Thanks Susan for correcting and reiterating! The pill can be 98-99% effective. While I never gave into its "wonder" abilities - I take it solely to prevent pregnancies - I do know from just as many women as the first responder that these wonder abilities have happened for them.

I do agree that more research needs to go into hormonal health to find out exactly why side effects do occur and more education for women who are on the pill. That way when these side effects do occur, they are not ignored.

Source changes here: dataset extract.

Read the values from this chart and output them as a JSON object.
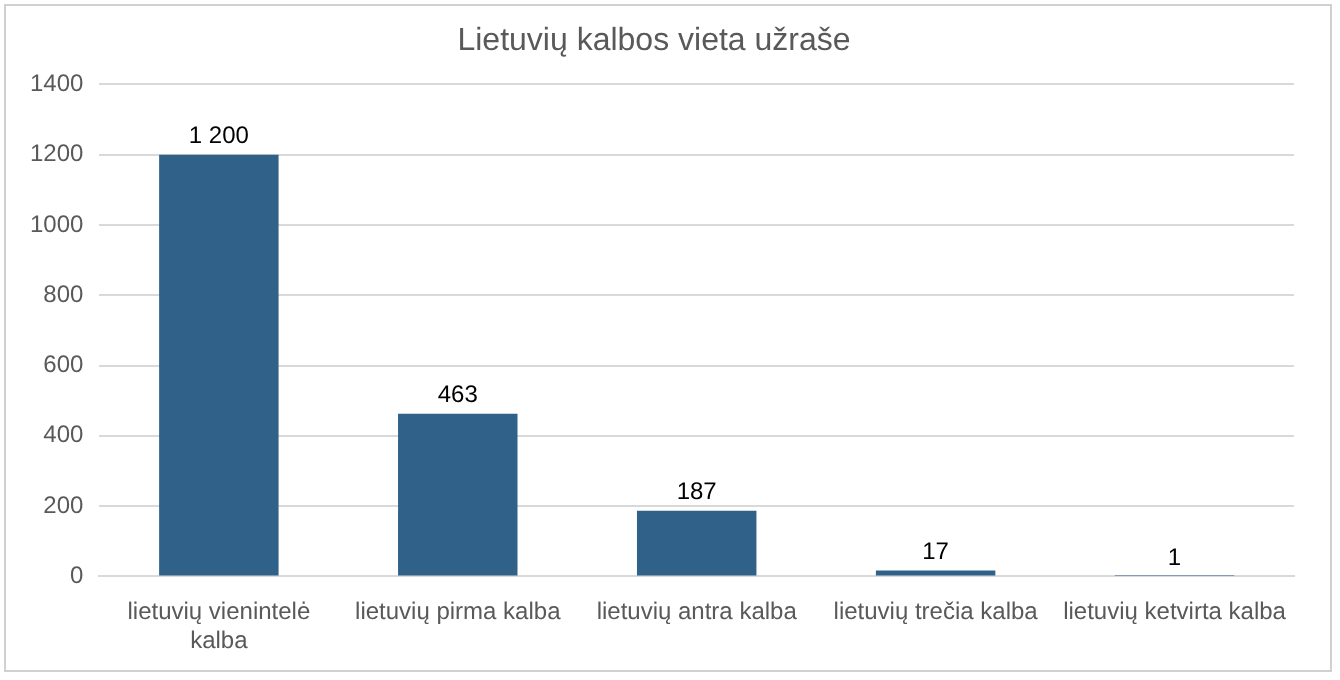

It would be nice if the pill was free! However since we're talking about a right to decide to get pregnant or not to get pregnant, I must disagree about taxpayers paying for any contraceptives. I do agree that the education about the availability of contraceptives and their applicable side effects should be free. Keep in mind that in places where the pill is free to a certain degree, it is due to racist and sexist motivations on the legislation and taxpayers' part.

April 19, 2010 - 9:00am
EmpowHER Guest

I have not been spared pregnency by using birth control pills. I also got yeast infections that were enough to make my skin numb and give me immune system problems my whole life. I learned from a study that the pill has as much as a 60% failure rate for overweight women (most of us, hello) and I have met others who had children even though they took their pills as directed. The pill still needs SUBSTANTIAL improvement, and it is time we recognized this and directed more research toward it.

April 1, 2010 - 11:15am
EmpowHER Guest
Anonymous (reply to Anonymous)

The pill not working for 60% of women does sound like an astounding statistic.. until you say that it is for women who are overweight. This is another medical issue in and of itself. It is an issue that is almost entirely self induced and leads to a poor quality of life as well as a shorter one. Why not hop onto the treadmill and drink less soda ? Your life will improve and birth control will work for you! It is that simple.